Kirby (pictured) was speaking at the ACLA Corporate Counsel Day held in Sydney last Thursday (27 February), barely more than one week after he handed down a United Nations report into human rights abuses in North Korea.
He kicked off his keynote speech by applauding a fundamental principle of Australian corporate law: that a company is a legal entity separate from the entrepreneurs behind it.
“The law is not noted for its brilliant inventions … [but] expecting corporations to take risks in the pursuit of profit that will not come back to haunt the directors and the shareholders is a really brilliant idea,” he said.
“This separation is so important to the economic welfare of the country, to innovation, to the production of goods and services, and to employment.”
Kirby also acknowledged the dangers of giving business leaders too much latitude, including cyclical failures of corporations and misconduct on the part of company directors. Past disappointments have resulted in demands for legislators to “fix it up” and enact laws that impose obligations on directors and officers, he commented.
Even so, Kirby warned that if the law is “pushed too far” it will impede on the risk-taking behaviour of entrepreneurs and potentially hinder economic growth.
Caught in the middle of corporate interests and obligations to the court is the in-house lawyer, he said.
“I pay my respects to you,” he added.
The former judge took a stroll down memory lane as he recalled his experience as “a kind of in-house counsel” in the early stages of his career. Kirby had just completed an economics degree and was working at Hicksons Lawyers as a solicitor but also took on high-level administrative responsibilities. He told attendees that this was the first time he considered legal matters in an economic framework.
But it wasn’t until he was appointed as a judge to the Court of Appeal of NSW in 1984 that he regularly drew on his economics training.
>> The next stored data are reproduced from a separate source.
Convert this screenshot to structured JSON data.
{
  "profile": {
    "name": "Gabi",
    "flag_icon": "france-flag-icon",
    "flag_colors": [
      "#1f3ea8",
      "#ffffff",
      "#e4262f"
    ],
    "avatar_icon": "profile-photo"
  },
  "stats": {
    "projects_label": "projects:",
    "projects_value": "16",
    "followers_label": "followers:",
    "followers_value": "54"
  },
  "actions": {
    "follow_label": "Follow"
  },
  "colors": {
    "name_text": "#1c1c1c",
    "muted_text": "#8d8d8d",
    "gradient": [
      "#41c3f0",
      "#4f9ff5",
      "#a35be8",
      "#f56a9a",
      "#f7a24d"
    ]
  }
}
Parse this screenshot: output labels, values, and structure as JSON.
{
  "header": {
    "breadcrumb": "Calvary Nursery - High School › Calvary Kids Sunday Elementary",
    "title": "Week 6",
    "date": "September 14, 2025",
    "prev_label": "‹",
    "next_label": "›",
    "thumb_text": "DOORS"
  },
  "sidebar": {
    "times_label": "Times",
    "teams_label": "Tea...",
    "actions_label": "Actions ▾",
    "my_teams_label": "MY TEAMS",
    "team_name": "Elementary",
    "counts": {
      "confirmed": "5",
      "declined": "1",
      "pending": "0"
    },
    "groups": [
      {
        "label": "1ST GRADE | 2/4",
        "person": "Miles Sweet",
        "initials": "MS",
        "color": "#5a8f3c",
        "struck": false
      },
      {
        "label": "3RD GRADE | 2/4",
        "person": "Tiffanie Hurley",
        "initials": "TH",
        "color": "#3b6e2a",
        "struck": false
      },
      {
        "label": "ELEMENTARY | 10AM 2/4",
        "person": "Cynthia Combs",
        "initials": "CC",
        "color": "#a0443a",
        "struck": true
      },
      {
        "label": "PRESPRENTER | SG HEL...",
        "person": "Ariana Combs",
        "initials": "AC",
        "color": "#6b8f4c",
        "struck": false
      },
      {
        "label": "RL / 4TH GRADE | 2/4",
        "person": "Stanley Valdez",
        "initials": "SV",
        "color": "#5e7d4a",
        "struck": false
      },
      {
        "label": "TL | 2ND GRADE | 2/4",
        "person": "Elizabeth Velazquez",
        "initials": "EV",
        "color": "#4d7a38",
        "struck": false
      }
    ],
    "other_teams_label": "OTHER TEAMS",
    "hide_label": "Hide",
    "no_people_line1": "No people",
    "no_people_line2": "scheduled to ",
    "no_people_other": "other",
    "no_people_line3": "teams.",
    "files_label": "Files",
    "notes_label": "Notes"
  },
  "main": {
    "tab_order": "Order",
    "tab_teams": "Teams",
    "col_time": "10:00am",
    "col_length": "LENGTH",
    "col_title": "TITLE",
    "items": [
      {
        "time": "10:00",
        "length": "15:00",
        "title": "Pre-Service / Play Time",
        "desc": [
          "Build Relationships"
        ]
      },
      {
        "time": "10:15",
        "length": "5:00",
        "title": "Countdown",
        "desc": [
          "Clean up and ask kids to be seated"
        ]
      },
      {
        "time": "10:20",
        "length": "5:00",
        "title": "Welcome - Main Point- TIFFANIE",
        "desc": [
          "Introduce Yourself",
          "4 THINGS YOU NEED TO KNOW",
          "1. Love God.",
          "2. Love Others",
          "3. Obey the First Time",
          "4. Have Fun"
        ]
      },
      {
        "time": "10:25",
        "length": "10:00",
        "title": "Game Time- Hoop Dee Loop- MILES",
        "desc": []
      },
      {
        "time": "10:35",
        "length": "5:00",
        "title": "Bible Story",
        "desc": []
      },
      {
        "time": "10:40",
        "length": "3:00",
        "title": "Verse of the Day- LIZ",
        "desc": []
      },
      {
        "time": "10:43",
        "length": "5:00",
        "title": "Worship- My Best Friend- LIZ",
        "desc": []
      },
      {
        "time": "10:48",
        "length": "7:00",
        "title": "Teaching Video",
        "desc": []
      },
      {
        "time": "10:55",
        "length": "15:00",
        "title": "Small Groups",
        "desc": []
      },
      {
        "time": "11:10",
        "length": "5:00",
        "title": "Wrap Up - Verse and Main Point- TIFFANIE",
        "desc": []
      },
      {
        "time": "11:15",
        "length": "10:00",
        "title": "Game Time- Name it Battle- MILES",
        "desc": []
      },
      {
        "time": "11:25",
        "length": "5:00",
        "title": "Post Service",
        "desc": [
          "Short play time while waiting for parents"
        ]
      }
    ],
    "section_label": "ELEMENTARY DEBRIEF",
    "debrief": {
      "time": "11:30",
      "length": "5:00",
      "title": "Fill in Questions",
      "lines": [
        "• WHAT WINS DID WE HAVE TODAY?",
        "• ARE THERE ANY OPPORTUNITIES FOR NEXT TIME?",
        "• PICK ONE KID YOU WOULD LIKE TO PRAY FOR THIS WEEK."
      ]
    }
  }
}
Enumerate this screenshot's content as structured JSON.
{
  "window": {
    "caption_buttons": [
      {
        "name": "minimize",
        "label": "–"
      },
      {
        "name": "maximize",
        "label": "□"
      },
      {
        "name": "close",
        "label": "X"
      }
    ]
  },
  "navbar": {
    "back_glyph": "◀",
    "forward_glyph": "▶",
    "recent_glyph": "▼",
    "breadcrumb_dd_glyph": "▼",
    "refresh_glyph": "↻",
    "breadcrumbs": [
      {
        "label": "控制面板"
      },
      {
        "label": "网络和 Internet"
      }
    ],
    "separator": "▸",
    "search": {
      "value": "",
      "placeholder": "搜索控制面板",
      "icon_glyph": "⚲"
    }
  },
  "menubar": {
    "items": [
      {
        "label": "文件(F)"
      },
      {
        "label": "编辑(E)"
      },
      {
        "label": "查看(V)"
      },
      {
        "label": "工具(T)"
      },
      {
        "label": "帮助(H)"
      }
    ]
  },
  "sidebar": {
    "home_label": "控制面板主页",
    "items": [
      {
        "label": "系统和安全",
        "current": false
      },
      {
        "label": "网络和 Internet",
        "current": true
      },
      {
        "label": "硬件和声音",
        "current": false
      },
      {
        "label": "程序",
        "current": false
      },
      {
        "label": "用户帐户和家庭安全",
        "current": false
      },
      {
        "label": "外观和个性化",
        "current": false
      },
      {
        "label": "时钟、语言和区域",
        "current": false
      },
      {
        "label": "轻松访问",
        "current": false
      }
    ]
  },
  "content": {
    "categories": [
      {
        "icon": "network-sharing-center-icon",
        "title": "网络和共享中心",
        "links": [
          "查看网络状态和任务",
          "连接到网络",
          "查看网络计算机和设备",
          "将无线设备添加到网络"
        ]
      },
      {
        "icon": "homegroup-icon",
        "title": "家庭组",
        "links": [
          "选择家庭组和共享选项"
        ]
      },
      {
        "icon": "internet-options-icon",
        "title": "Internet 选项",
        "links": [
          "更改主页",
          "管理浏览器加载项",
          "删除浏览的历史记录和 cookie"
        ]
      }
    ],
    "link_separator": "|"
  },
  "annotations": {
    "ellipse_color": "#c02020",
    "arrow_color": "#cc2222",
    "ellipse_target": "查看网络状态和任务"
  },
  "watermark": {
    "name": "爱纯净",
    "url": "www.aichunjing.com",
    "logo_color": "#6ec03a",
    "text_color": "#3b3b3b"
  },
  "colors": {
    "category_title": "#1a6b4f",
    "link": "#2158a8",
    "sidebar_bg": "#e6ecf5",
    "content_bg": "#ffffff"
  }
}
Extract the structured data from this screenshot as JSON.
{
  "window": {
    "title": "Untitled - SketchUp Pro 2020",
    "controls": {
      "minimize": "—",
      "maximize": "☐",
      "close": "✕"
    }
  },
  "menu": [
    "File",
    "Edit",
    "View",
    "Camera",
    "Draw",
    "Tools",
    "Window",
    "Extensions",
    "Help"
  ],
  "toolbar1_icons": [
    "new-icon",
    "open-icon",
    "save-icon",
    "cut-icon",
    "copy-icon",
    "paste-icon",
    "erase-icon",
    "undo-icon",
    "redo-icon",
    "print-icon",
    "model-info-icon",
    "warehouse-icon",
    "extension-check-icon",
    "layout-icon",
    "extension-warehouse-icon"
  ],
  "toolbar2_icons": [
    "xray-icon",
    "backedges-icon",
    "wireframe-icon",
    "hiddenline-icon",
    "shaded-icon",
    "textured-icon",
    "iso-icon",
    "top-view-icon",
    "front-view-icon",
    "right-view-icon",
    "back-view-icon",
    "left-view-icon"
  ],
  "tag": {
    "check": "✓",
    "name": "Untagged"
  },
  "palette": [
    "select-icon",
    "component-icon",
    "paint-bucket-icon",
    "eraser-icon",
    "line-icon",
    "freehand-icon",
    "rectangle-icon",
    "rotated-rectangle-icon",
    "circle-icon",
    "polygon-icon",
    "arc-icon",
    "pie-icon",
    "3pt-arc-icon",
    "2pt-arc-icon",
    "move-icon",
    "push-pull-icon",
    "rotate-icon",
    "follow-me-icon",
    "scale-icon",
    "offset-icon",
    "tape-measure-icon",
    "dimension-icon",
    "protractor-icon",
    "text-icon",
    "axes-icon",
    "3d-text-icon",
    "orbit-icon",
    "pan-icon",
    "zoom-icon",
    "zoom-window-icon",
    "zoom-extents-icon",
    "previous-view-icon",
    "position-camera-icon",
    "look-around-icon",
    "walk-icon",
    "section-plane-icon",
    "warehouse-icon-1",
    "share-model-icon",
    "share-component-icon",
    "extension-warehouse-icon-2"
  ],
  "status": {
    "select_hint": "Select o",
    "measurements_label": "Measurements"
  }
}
Kirby said he was receiving a steady flow of cases involving corporate law at the time and found the area of law to be “inherently disputable”. Considering the economic context helped him to arrive at a solution in cases where there was “no clear answer”, he explained.
“Contextualism is very important for finding an answer in a particular case in the law … you and courts cannot ignore the context in which decisions have to be made.”
Kirby’s keynote was followed by a panel discussion titled The Board’s Workload and Procedures after Centro and James Hardie.